Untitled (for the 50 Chicago public schools closed in 2013), 2017

Untitled (for the 50 Chicago public schools closed in 2013), 2017

Embroidered seat cushion and wooden chair


Untitled (for the 50 Chicago public schools closed in 2013), 2017
9 embroidered seat cushions for chairs formerly belonging to the Chicago public schools and 
Made for Infinite Games 50/50, curated by John Preus

I made seat cushions for the standard institutional wooden chairs that were originally used in the closed public schools. I embroidered copies of the graffiti, stamps, and other marks that I found on the chairs and other furniture from the closed schools onto the cushions.

In some cases, the marks were just pure energy scribbles made by a kid with a crayon held under the table out of sight of the teacher.

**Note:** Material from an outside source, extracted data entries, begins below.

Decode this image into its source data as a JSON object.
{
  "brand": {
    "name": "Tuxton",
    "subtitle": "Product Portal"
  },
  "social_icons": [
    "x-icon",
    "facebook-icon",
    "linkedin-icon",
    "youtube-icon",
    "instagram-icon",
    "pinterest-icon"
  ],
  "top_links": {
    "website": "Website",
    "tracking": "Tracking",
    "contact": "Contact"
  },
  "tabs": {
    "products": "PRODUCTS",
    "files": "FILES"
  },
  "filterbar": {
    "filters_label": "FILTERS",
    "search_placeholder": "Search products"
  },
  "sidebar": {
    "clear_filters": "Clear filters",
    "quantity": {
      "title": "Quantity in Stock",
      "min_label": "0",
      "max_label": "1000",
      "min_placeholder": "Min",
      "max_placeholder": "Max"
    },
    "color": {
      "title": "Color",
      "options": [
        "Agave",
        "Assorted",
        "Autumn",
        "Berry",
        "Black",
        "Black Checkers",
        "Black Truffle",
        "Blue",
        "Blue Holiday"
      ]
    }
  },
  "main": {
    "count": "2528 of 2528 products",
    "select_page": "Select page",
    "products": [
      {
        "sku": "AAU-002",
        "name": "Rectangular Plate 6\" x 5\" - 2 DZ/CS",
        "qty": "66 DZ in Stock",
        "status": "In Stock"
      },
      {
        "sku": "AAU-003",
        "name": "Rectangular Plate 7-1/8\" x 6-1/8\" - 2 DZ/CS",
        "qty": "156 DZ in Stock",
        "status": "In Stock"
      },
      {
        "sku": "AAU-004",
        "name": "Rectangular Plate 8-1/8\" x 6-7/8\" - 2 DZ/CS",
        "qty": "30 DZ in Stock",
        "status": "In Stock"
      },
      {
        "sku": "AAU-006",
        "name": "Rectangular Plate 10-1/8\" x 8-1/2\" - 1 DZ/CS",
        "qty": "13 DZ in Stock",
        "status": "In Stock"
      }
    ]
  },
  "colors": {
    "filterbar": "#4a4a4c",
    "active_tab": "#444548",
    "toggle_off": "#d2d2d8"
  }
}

Others were laboriously carved into the wood.  The most common things written are names, swear words, and expressions of love.

I liked the idea of resurrecting this writing, so to speak. This seemed like a way to bring back the human reality of those students who sat at those tables on those chairs and wrote messages to a real or imagined audience. The closure of the schools and the throwing away of their furniture felt emotionally to me like erasing those graffiti-writing kids that learned in them in the past, as well as throwing away a future education for other kids in those neighborhoods.

However, I have ambivalence about this project. I fear that I and the other artists working with this material from closed public schools are perhaps tourists of other people’s social disaster.  And even though we truly care about the lack of educational equality for kids in poor neighborhoods in Chicago, art is not going to change this situation in any practical way.  We can say that we are reminding people about it, maintaining a dialogue about it, but that dialogue is happening within the art world, which is pretty much preaching to the choir.  What I hope is that there is some acknowledgement of my ambiguity in putting this graffiti as decoration on cushions that make these institutional chairs more comfortable.